The model is an AR(p) process excited by a white Gaussian noise $\epsilon_t$, \begin{align} Y_t = &c+ \phi_1Y_{t-1} + \phi_2 Y_{t-2}+ \ldots+ \phi_p Y_{t-p} + \epsilon_t\\ \epsilon_t = &\mathcal{N}(0,\sigma^2)\\ \theta = &(c,\phi_1,\phi_2,\ldots,\phi_p,\sigma^2) \end{align} We collect first $p$ observations in the sample $(Y_1,Y_2,\ldots,Y_p)$ in a $p\times1$ vector $y_p$ which has mean vector $\mu_p$ with each element $\mu = \frac{c}{1-\phi_1-\phi_2 - \ldots - \phi_p}$ and $\sigma^2\mathbf{V}_p$ is the variance-covariance matrix
Question1: How to calculate the density function?
This is what I did, but I have doubt which is in the third term of the density function of the first $p$ observations, won't there be the power $p/2$ on $|V_p|$ instead of the correct power $1/2$?
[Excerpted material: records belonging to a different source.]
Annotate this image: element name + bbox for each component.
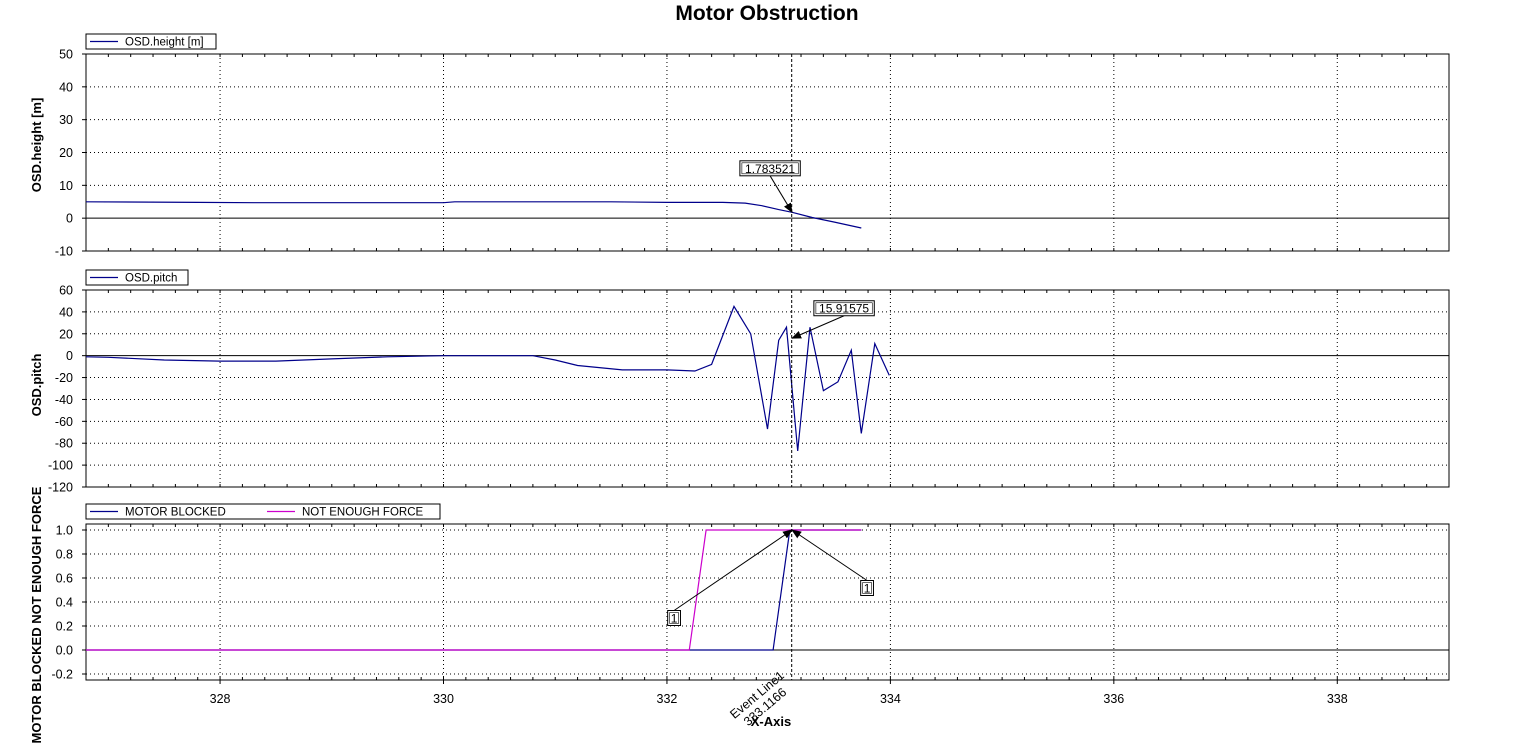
y-tick-label: -10 bbox=[55, 245, 73, 259]
annotation-box bbox=[860, 580, 874, 596]
value-annotation: 1 bbox=[791, 529, 874, 596]
value-annotation: 15.91575 bbox=[791, 300, 875, 339]
y-tick-label: -0.2 bbox=[51, 668, 73, 682]
legend: MOTOR BLOCKED NOT ENOUGH FORCE bbox=[85, 503, 441, 520]
y-tick-label: 60 bbox=[59, 284, 73, 298]
legend-label: OSD.height [m] bbox=[125, 37, 204, 49]
x-tick-label: 330 bbox=[433, 692, 454, 706]
annotation-arrow bbox=[673, 529, 793, 611]
y-tick-label: 0.8 bbox=[56, 548, 73, 562]
annotation-label: 1 bbox=[671, 612, 678, 626]
value-annotation: 1.783521 bbox=[739, 160, 801, 214]
y-tick-label: -100 bbox=[48, 459, 73, 473]
annotation-box bbox=[739, 160, 801, 177]
y-tick-label: 0.0 bbox=[56, 644, 73, 658]
legend-label: MOTOR BLOCKED bbox=[125, 507, 226, 519]
y-tick-label: 0.4 bbox=[56, 596, 73, 610]
y-tick-label: 0 bbox=[66, 349, 73, 363]
annotation-inner-box bbox=[815, 302, 873, 315]
annotation-inner-box bbox=[669, 612, 679, 624]
y-tick-label: 0.6 bbox=[56, 572, 73, 586]
plot-area bbox=[85, 289, 1450, 488]
annotation-arrow bbox=[791, 315, 845, 339]
y-tick-label: -60 bbox=[55, 415, 73, 429]
y-tick-label: 10 bbox=[59, 179, 73, 193]
y-tick-label: 30 bbox=[59, 113, 73, 127]
subplot-1: -10 0 10 20 30 40 50 OSD.height [m] OSD.height [… bbox=[29, 33, 1450, 259]
x-tick-label: 334 bbox=[880, 692, 901, 706]
annotation-arrow bbox=[791, 529, 868, 581]
legend-label: NOT ENOUGH FORCE bbox=[302, 507, 424, 519]
subplot-3: -0.2 0.0 0.2 0.4 0.6 0.8 1.0 MOTOR BLOCKED NOT E… bbox=[29, 486, 1450, 743]
annotation-arrow bbox=[769, 175, 793, 214]
y-tick-label: 50 bbox=[59, 48, 73, 62]
legend-box bbox=[85, 503, 441, 520]
y-axis-label: OSD.height [m] bbox=[29, 98, 44, 193]
plot-area bbox=[85, 523, 1450, 681]
y-tick-label: -80 bbox=[55, 437, 73, 451]
y-axis-label: MOTOR BLOCKED NOT ENOUGH FORCE bbox=[29, 486, 44, 743]
subplot-2: -120 -100 -80 -60 -40 -20 0 20 40 60 OSD.pitch OSD.… bbox=[29, 269, 1450, 495]
x-axis-label: X-Axis bbox=[751, 714, 791, 729]
value-annotation: 1 bbox=[667, 529, 793, 626]
legend-label: OSD.pitch bbox=[125, 273, 177, 285]
legend-box bbox=[85, 33, 217, 50]
y-tick-label: -20 bbox=[55, 371, 73, 385]
annotation-label: 1.783521 bbox=[745, 162, 795, 176]
legend: OSD.height [m] bbox=[85, 33, 217, 50]
x-tick-label: 328 bbox=[210, 692, 231, 706]
y-axis-label: OSD.pitch bbox=[29, 354, 44, 417]
y-tick-label: 40 bbox=[59, 80, 73, 94]
legend-box bbox=[85, 269, 189, 286]
y-tick-label: 40 bbox=[59, 305, 73, 319]
x-tick-label: 338 bbox=[1327, 692, 1348, 706]
x-tick-label: 332 bbox=[657, 692, 678, 706]
y-tick-label: -40 bbox=[55, 393, 73, 407]
series-line-osd-height-m- bbox=[85, 201, 862, 229]
x-tick-label: 336 bbox=[1103, 692, 1124, 706]
annotation-inner-box bbox=[862, 582, 872, 594]
y-tick-label: 20 bbox=[59, 327, 73, 341]
y-tick-label: 0.2 bbox=[56, 620, 73, 634]
chart-title: Motor Obstruction bbox=[675, 2, 858, 25]
y-tick-label: -120 bbox=[48, 481, 73, 495]
annotation-inner-box bbox=[741, 162, 799, 175]
annotation-box bbox=[667, 610, 681, 626]
legend: OSD.pitch bbox=[85, 269, 189, 286]
annotation-label: 15.91575 bbox=[819, 302, 869, 316]
annotation-box bbox=[813, 300, 875, 317]
y-tick-label: 0 bbox=[66, 212, 73, 226]
annotation-label: 1 bbox=[864, 582, 871, 596]
y-tick-label: 1.0 bbox=[56, 524, 73, 538]
series-line-osd-pitch bbox=[85, 305, 890, 451]
y-tick-label: 20 bbox=[59, 146, 73, 160]
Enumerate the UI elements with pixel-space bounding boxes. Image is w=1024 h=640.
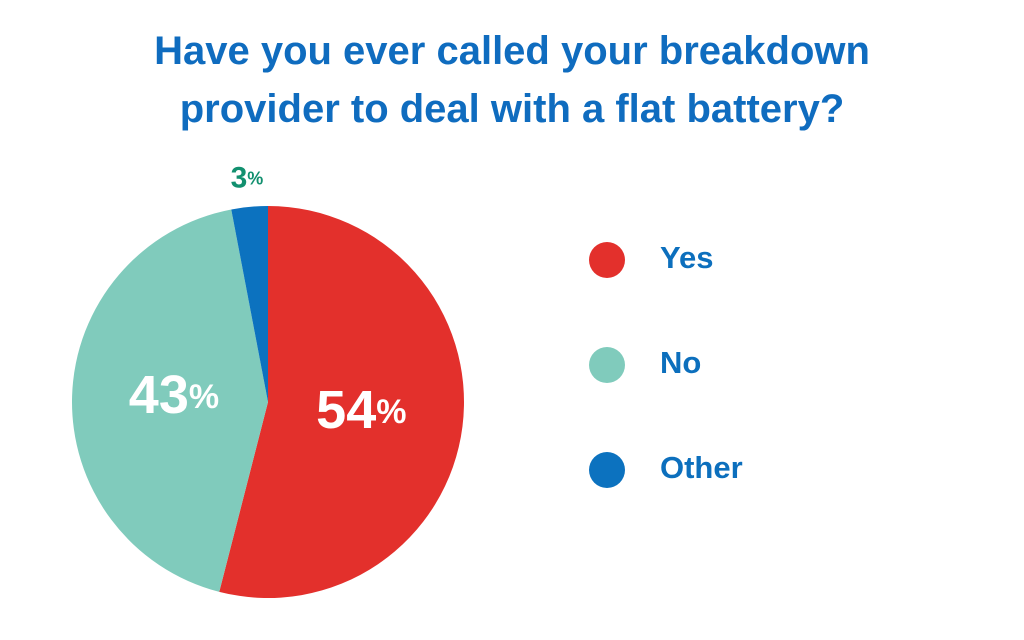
legend-marker: [589, 452, 625, 488]
data-label: 3%: [231, 161, 264, 194]
legend-label: Other: [660, 450, 743, 485]
chart-title: Have you ever called your breakdown prov…: [154, 29, 870, 131]
pie-slice: [71, 209, 268, 592]
data-label: 54%: [316, 380, 406, 440]
legend-marker: [589, 242, 625, 278]
legend-label: Yes: [660, 240, 713, 275]
legend-marker: [589, 347, 625, 383]
pie-slice: [219, 206, 465, 598]
legend-label: No: [660, 345, 701, 380]
pie-slice: [231, 206, 268, 402]
data-label: 43%: [129, 365, 219, 425]
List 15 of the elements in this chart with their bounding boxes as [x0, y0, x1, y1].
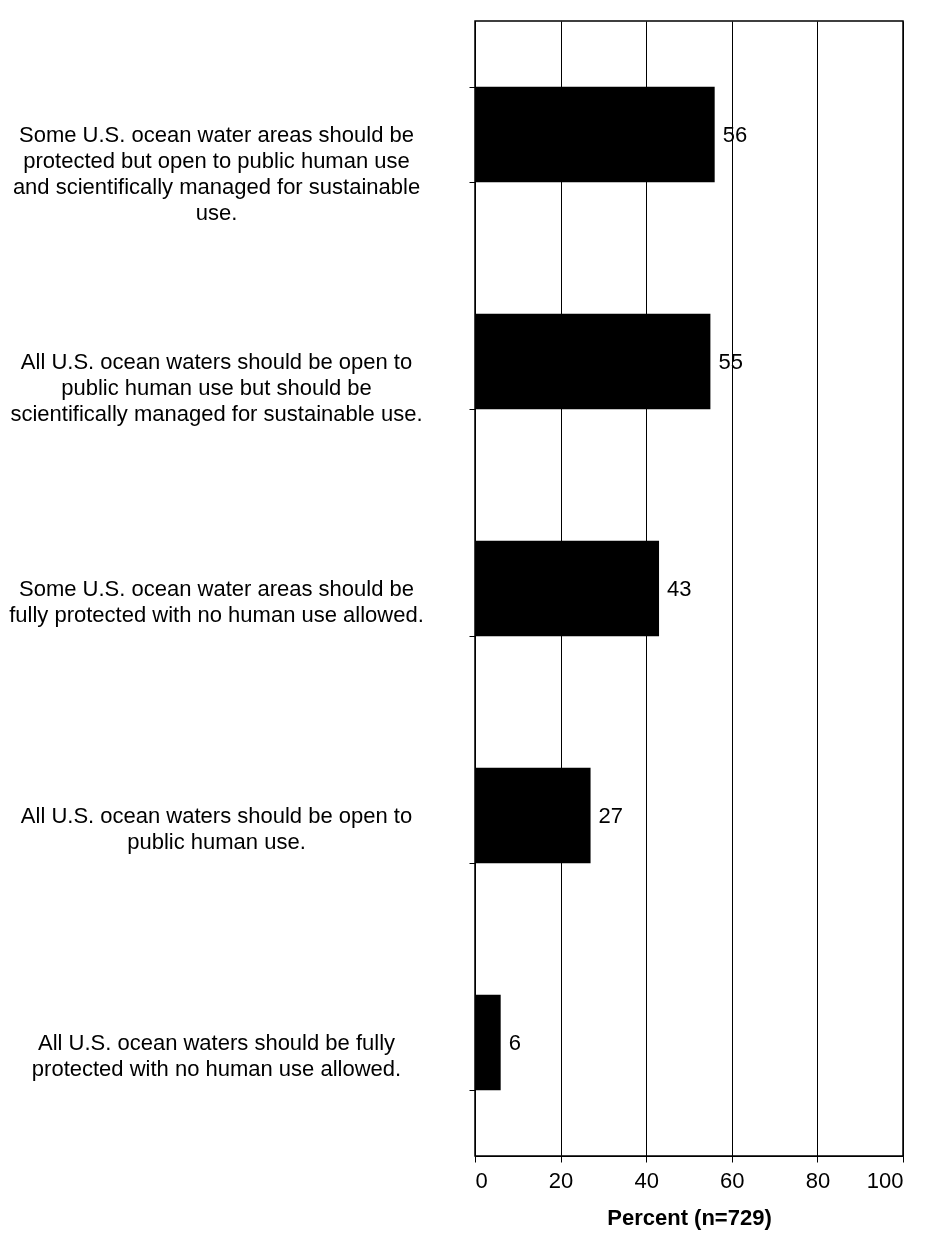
x-tick-label: 20 — [548, 1167, 574, 1193]
x-tick-label: 80 — [805, 1167, 831, 1193]
x-tick-label: 0 — [475, 1167, 488, 1193]
y-tick-label: Some U.S. ocean water areas should be protected but open to public human use and scientifically managed for sustainable use. — [12, 122, 421, 225]
y-tick-label: All U.S. ocean waters should be open to public human use. — [20, 803, 413, 854]
y-tick-label: All U.S. ocean waters should be open to public human use but should be scientifically managed for sustainable use. — [10, 349, 423, 426]
x-tick-label: 100 — [866, 1167, 904, 1193]
x-axis-title: Percent (n=729) — [607, 1204, 772, 1230]
data-label: 43 — [667, 575, 692, 601]
x-tick-label: 60 — [720, 1167, 745, 1193]
y-tick-label: Some U.S. ocean water areas should be fully protected with no human use allowed. — [9, 576, 424, 627]
y-tick-label: All U.S. ocean waters should be fully protected with no human use allowed. — [31, 1030, 402, 1081]
data-label: 6 — [508, 1029, 521, 1055]
data-label: 27 — [598, 802, 624, 828]
x-tick-label: 40 — [634, 1167, 659, 1193]
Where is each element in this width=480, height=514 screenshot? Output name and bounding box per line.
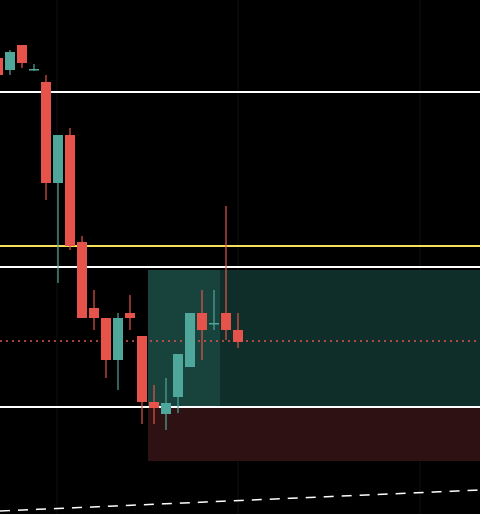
candle-body [233, 330, 243, 342]
trendline [0, 489, 480, 512]
candle-body [149, 402, 159, 408]
candle-body [209, 323, 219, 325]
candle-body [41, 82, 51, 183]
candle-body [173, 354, 183, 397]
candle-body [0, 58, 3, 75]
candle-body [65, 135, 75, 246]
candle-body [53, 135, 63, 183]
candle-body [17, 45, 27, 63]
candle-body [5, 52, 15, 70]
candle-body [221, 313, 231, 330]
candle-body [101, 318, 111, 360]
target-zone-active [148, 270, 220, 407]
candle-body [161, 403, 171, 414]
candle-body [89, 308, 99, 318]
stop-zone [148, 407, 480, 461]
candle-body [137, 336, 147, 402]
candle-body [113, 318, 123, 360]
candle-body [77, 242, 87, 318]
candle-body [197, 313, 207, 330]
candle-body [125, 313, 135, 318]
candle-body [185, 313, 195, 367]
candle-body [29, 69, 39, 71]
The density of the first $p$ observations which I am getting is $f_{Y_p,Y_{p-1},\ldots,Y_1}(y_p,y_{p-1},\dots,y_1;\theta) = {(\frac{1}{\sqrt{(2 \pi \sigma^2 V_p)}})}^p\exp{(-\frac{(Y_p - \mu_p)'V_p^{-1}(Y_p- \mu_p)}{2 \sigma^2})}$
$= {(2 \pi)}^{-p/2} {(\sigma^2)}^{-p/2}{( |V_p^{-1}|)}^{p/2} \exp {(.)}$
which is incorrect according to the observations mentioned in my other Question https://dsp.stackexchange.com/questions/19182/unable-to-derive-crb-for-ar-model
Question2: What will be the complete density function and the likelihood?